In the example given in the previous section, you can also debug the Job by looking at the Java code that Talend Studio generates, so as to locate the error returned by Java (in this case, a null pointer exception). In this example, notice the line number (780) in the first line of the error message.
By opening the Code tab in Talend Studio and go to the line number causing the error (780), you can infer from the screenshot below that one of the fields – Amount1 or Amount2 – has null data. This is especially helpful when you have a lot of fields within a component, and you want to identify which of these fields is causing the null pointer exception.
Note: This debugging method assumes that you are familiar with Java programming.

To debug the Job in the Java Debug mode:

  1. With your Job open in Talend Studio, open the Run view and then select Debug Run.
  2. Click the Java Debug button. The Job runs and Talend Studio switches to the Debug view, where a Java code view is created in the workspace. The Java code view contains the Java code of the Job generated by Talend Studio.
    Note: Click the triangle in the right part of the button and select Java Debug if Java Debug does not appear on the button.
  3. Debug the Job in the Debug view. You can set breakpoints and inspect/watch the values of the fields passing through the data flow.

The Log4j feature

Talend supports Log4j on all components, which presents a technical logging mechanism. For more information on how to enable it for all components, see Customizing log4j output level at runtime in the Talend Help Center.

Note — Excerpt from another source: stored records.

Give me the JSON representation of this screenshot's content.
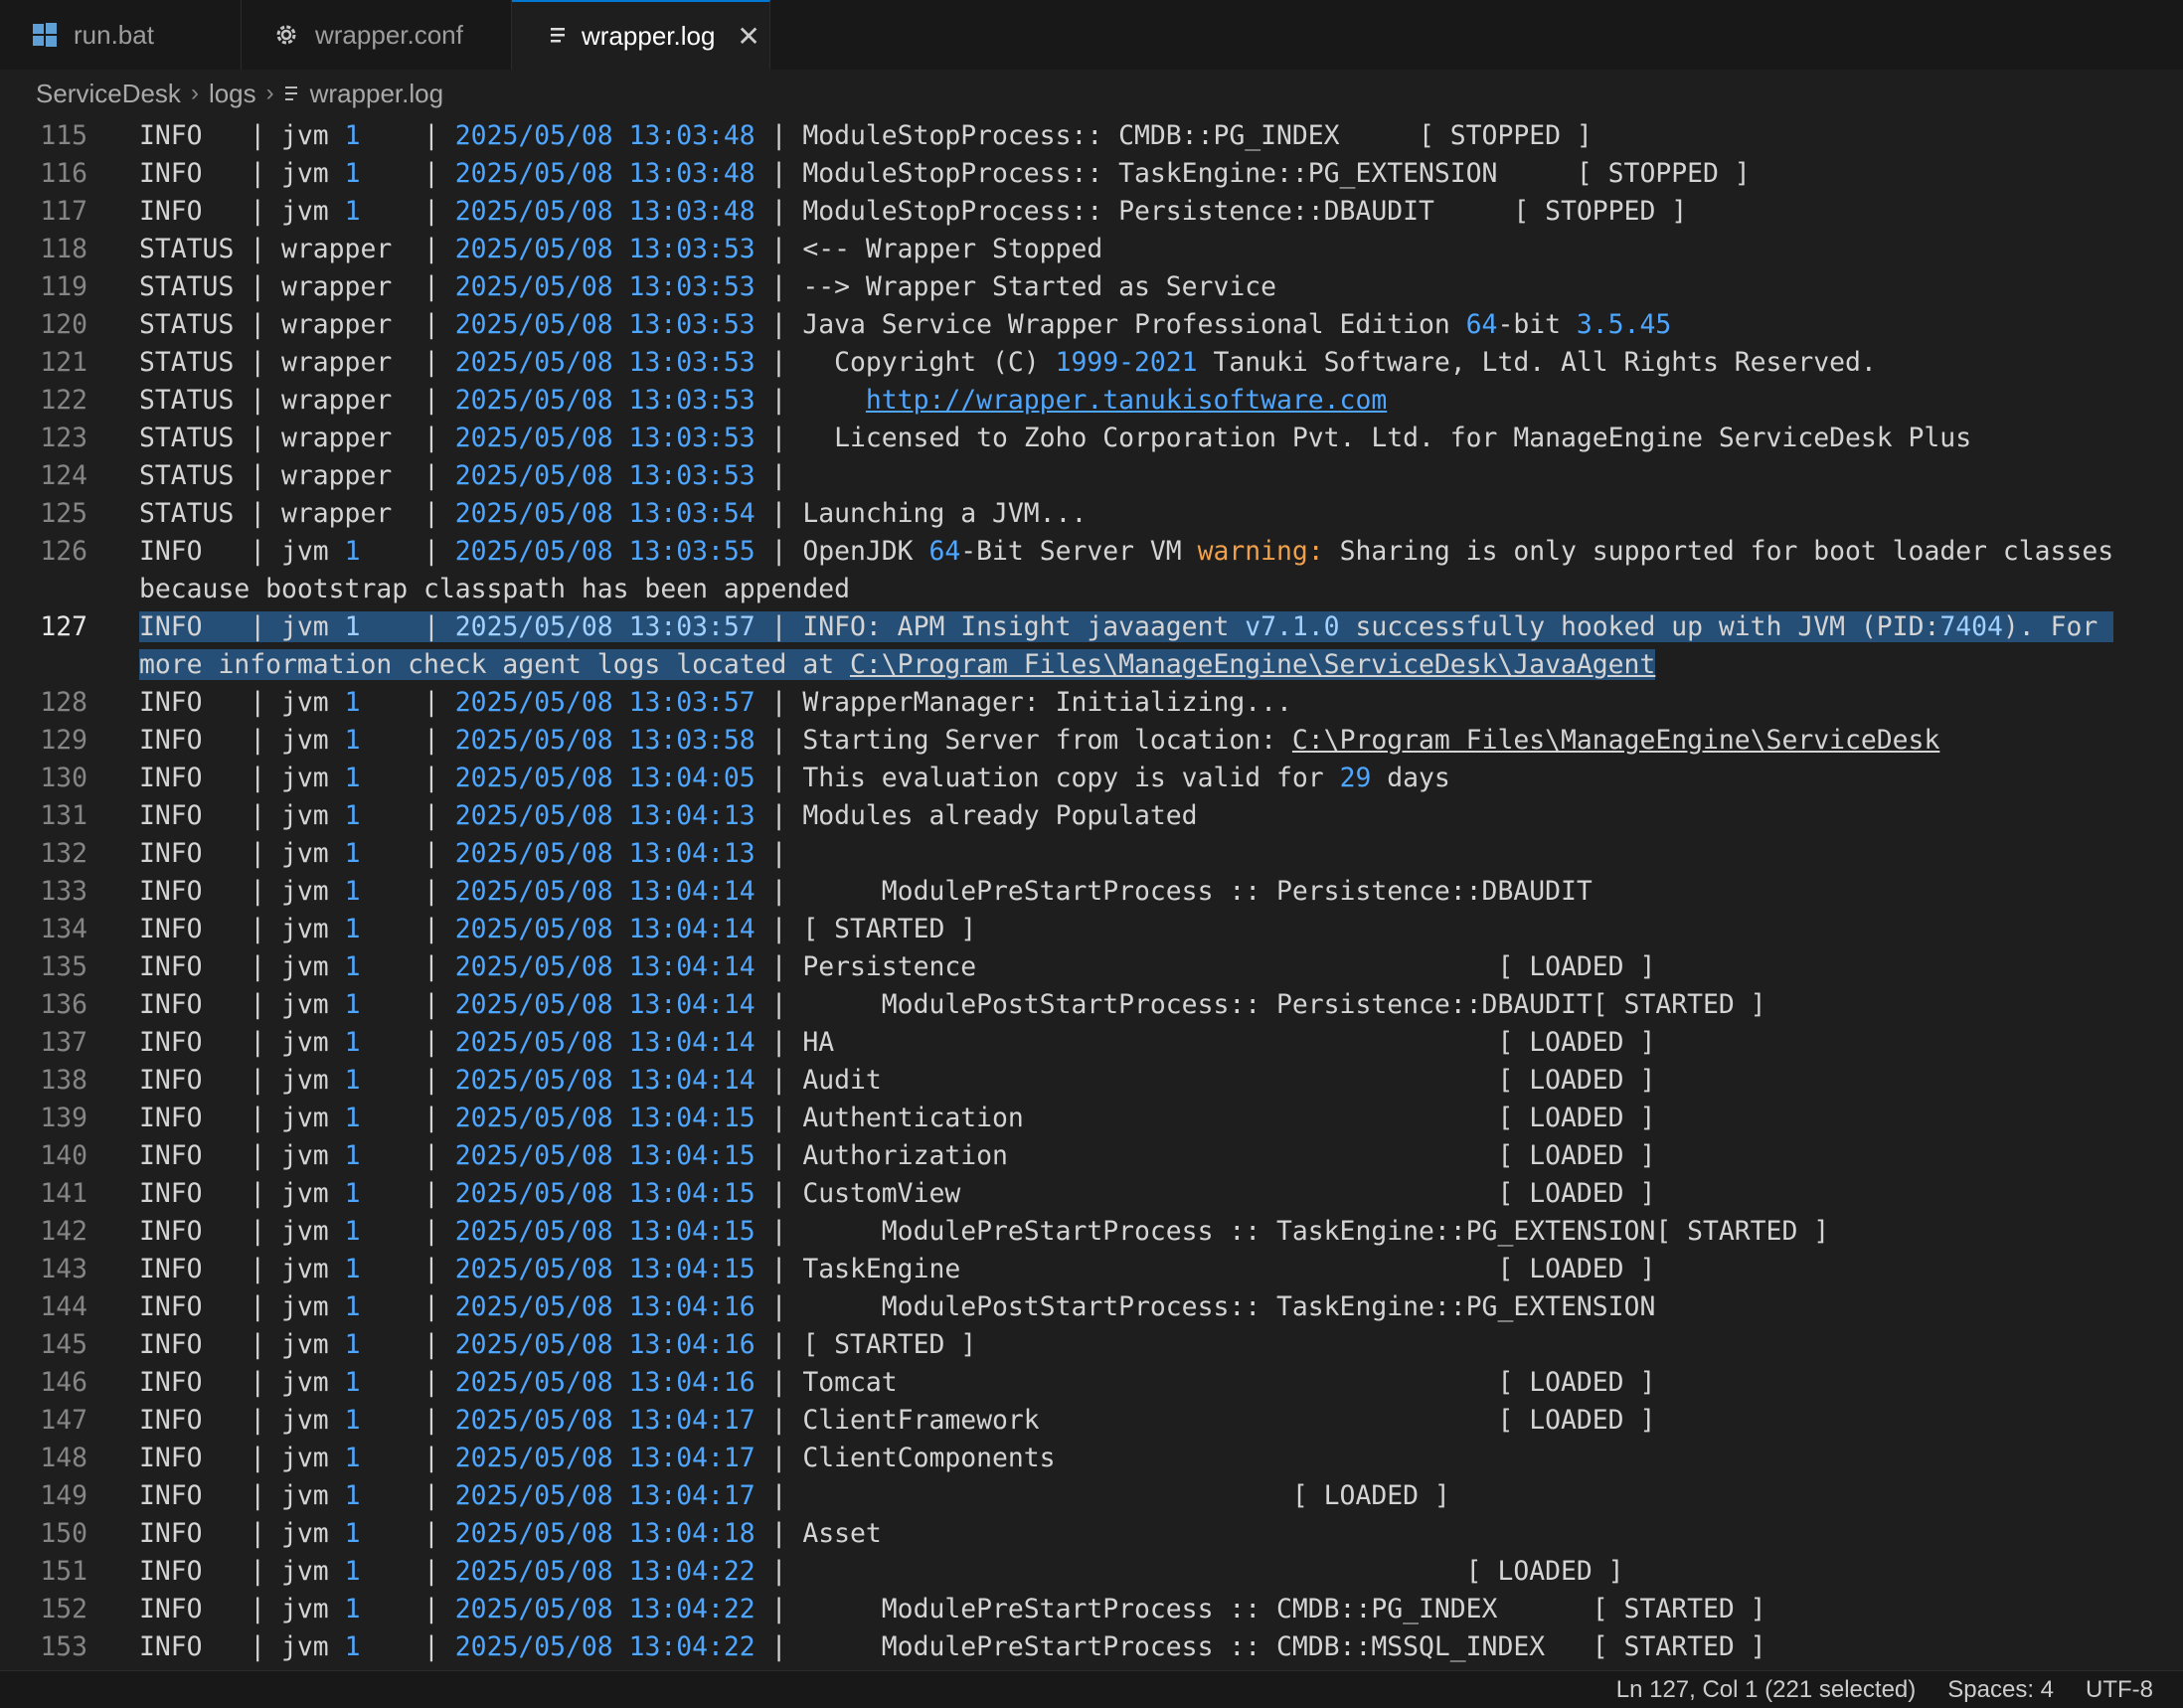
{
  "tabs": [
    {
      "label": "run.bat",
      "icon": "windows-icon"
    },
    {
      "label": "wrapper.conf",
      "icon": "gear-icon"
    },
    {
      "label": "wrapper.log",
      "icon": "lines-icon",
      "active": true
    }
  ],
  "breadcrumb": [
    "ServiceDesk",
    "logs",
    "wrapper.log"
  ],
  "editor": {
    "lines": [
      {
        "n": "115",
        "text": "INFO   | jvm 1    | 2025/05/08 13:03:48 | ModuleStopProcess:: CMDB::PG_INDEX     [ STOPPED ]"
      },
      {
        "n": "116",
        "text": "INFO   | jvm 1    | 2025/05/08 13:03:48 | ModuleStopProcess:: TaskEngine::PG_EXTENSION     [ STOPPED ]"
      },
      {
        "n": "117",
        "text": "INFO   | jvm 1    | 2025/05/08 13:03:48 | ModuleStopProcess:: Persistence::DBAUDIT     [ STOPPED ]"
      },
      {
        "n": "118",
        "text": "STATUS | wrapper  | 2025/05/08 13:03:53 | <-- Wrapper Stopped"
      },
      {
        "n": "119",
        "text": "STATUS | wrapper  | 2025/05/08 13:03:53 | --> Wrapper Started as Service"
      },
      {
        "n": "120",
        "text": "STATUS | wrapper  | 2025/05/08 13:03:53 | Java Service Wrapper Professional Edition 64-bit 3.5.45"
      },
      {
        "n": "121",
        "text": "STATUS | wrapper  | 2025/05/08 13:03:53 |   Copyright (C) 1999-2021 Tanuki Software, Ltd. All Rights Reserved."
      },
      {
        "n": "122",
        "text": "STATUS | wrapper  | 2025/05/08 13:03:53 |     http://wrapper.tanukisoftware.com"
      },
      {
        "n": "123",
        "text": "STATUS | wrapper  | 2025/05/08 13:03:53 |   Licensed to Zoho Corporation Pvt. Ltd. for ManageEngine ServiceDesk Plus"
      },
      {
        "n": "124",
        "text": "STATUS | wrapper  | 2025/05/08 13:03:53 |"
      },
      {
        "n": "125",
        "text": "STATUS | wrapper  | 2025/05/08 13:03:54 | Launching a JVM..."
      },
      {
        "n": "126",
        "text": "INFO   | jvm 1    | 2025/05/08 13:03:55 | OpenJDK 64-Bit Server VM warning: Sharing is only supported for boot loader classes because bootstrap classpath has been appended"
      },
      {
        "n": "127",
        "text": "INFO   | jvm 1    | 2025/05/08 13:03:57 | INFO: APM Insight javaagent v7.1.0 successfully hooked up with JVM (PID:7404). For more information check agent logs located at C:\\Program Files\\ManageEngine\\ServiceDesk\\JavaAgent"
      },
      {
        "n": "128",
        "text": "INFO   | jvm 1    | 2025/05/08 13:03:57 | WrapperManager: Initializing..."
      },
      {
        "n": "129",
        "text": "INFO   | jvm 1    | 2025/05/08 13:03:58 | Starting Server from location: C:\\Program Files\\ManageEngine\\ServiceDesk"
      },
      {
        "n": "130",
        "text": "INFO   | jvm 1    | 2025/05/08 13:04:05 | This evaluation copy is valid for 29 days"
      },
      {
        "n": "131",
        "text": "INFO   | jvm 1    | 2025/05/08 13:04:13 | Modules already Populated"
      },
      {
        "n": "132",
        "text": "INFO   | jvm 1    | 2025/05/08 13:04:13 |"
      },
      {
        "n": "133",
        "text": "INFO   | jvm 1    | 2025/05/08 13:04:14 |      ModulePreStartProcess :: Persistence::DBAUDIT"
      },
      {
        "n": "134",
        "text": "INFO   | jvm 1    | 2025/05/08 13:04:14 | [ STARTED ]"
      },
      {
        "n": "135",
        "text": "INFO   | jvm 1    | 2025/05/08 13:04:14 | Persistence                                 [ LOADED ]"
      },
      {
        "n": "136",
        "text": "INFO   | jvm 1    | 2025/05/08 13:04:14 |      ModulePostStartProcess:: Persistence::DBAUDIT[ STARTED ]"
      },
      {
        "n": "137",
        "text": "INFO   | jvm 1    | 2025/05/08 13:04:14 | HA                                          [ LOADED ]"
      },
      {
        "n": "138",
        "text": "INFO   | jvm 1    | 2025/05/08 13:04:14 | Audit                                       [ LOADED ]"
      },
      {
        "n": "139",
        "text": "INFO   | jvm 1    | 2025/05/08 13:04:15 | Authentication                              [ LOADED ]"
      },
      {
        "n": "140",
        "text": "INFO   | jvm 1    | 2025/05/08 13:04:15 | Authorization                               [ LOADED ]"
      },
      {
        "n": "141",
        "text": "INFO   | jvm 1    | 2025/05/08 13:04:15 | CustomView                                  [ LOADED ]"
      },
      {
        "n": "142",
        "text": "INFO   | jvm 1    | 2025/05/08 13:04:15 |      ModulePreStartProcess :: TaskEngine::PG_EXTENSION[ STARTED ]"
      },
      {
        "n": "143",
        "text": "INFO   | jvm 1    | 2025/05/08 13:04:15 | TaskEngine                                  [ LOADED ]"
      },
      {
        "n": "144",
        "text": "INFO   | jvm 1    | 2025/05/08 13:04:16 |      ModulePostStartProcess:: TaskEngine::PG_EXTENSION"
      },
      {
        "n": "145",
        "text": "INFO   | jvm 1    | 2025/05/08 13:04:16 | [ STARTED ]"
      },
      {
        "n": "146",
        "text": "INFO   | jvm 1    | 2025/05/08 13:04:16 | Tomcat                                      [ LOADED ]"
      },
      {
        "n": "147",
        "text": "INFO   | jvm 1    | 2025/05/08 13:04:17 | ClientFramework                             [ LOADED ]"
      },
      {
        "n": "148",
        "text": "INFO   | jvm 1    | 2025/05/08 13:04:17 | ClientComponents"
      },
      {
        "n": "149",
        "text": "INFO   | jvm 1    | 2025/05/08 13:04:17 |                                [ LOADED ]"
      },
      {
        "n": "150",
        "text": "INFO   | jvm 1    | 2025/05/08 13:04:18 | Asset"
      },
      {
        "n": "151",
        "text": "INFO   | jvm 1    | 2025/05/08 13:04:22 |                                           [ LOADED ]"
      },
      {
        "n": "152",
        "text": "INFO   | jvm 1    | 2025/05/08 13:04:22 |      ModulePreStartProcess :: CMDB::PG_INDEX      [ STARTED ]"
      },
      {
        "n": "153",
        "text": "INFO   | jvm 1    | 2025/05/08 13:04:22 |      ModulePreStartProcess :: CMDB::MSSQL_INDEX   [ STARTED ]"
      }
    ]
  },
  "status_bar": {
    "position": "Ln 127, Col 1 (221 selected)",
    "spaces": "Spaces: 4",
    "encoding": "UTF-8"
  },
  "colors": {
    "background": "#1e1e1e",
    "selection": "#264f78",
    "number": "#4fa6ff",
    "warning": "#f0a04b",
    "accent": "#0078d4"
  }
}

After Log4j is enabled, you can set the level of logging need for the Job. Log4j provides these logging levels: Trace, Debug, Info, Warn, Error, and Fatal.
Note: To use the Log4j feature, you need to enable the feature in the Log4j pane of the Project Settings dialog box in Talend Studio.
To check the data values flowing through your subJob, set Log4jLevel to Trace. The data for all of the rows then displays in the console.
As in the previous examples, if one of the fields has a null value that leads to a null pointer exception, you'll be able to see it in the console log.

The tLogRow component

tLogRow is one of the easiest and most used components in Talend Studio. While it is mostly used for adding runtime logging information, it can also be used for debugging a Talend Studio Job.

In the Job shown below, the output from the tMap component is passed to a tLogRow component, which logs the row data in the console.
To have tLogRow logging row data in this subJob, you'll need to modify the tMap configuration by clearing the Die on error check box to make sure that the Job does not terminate on a failed row.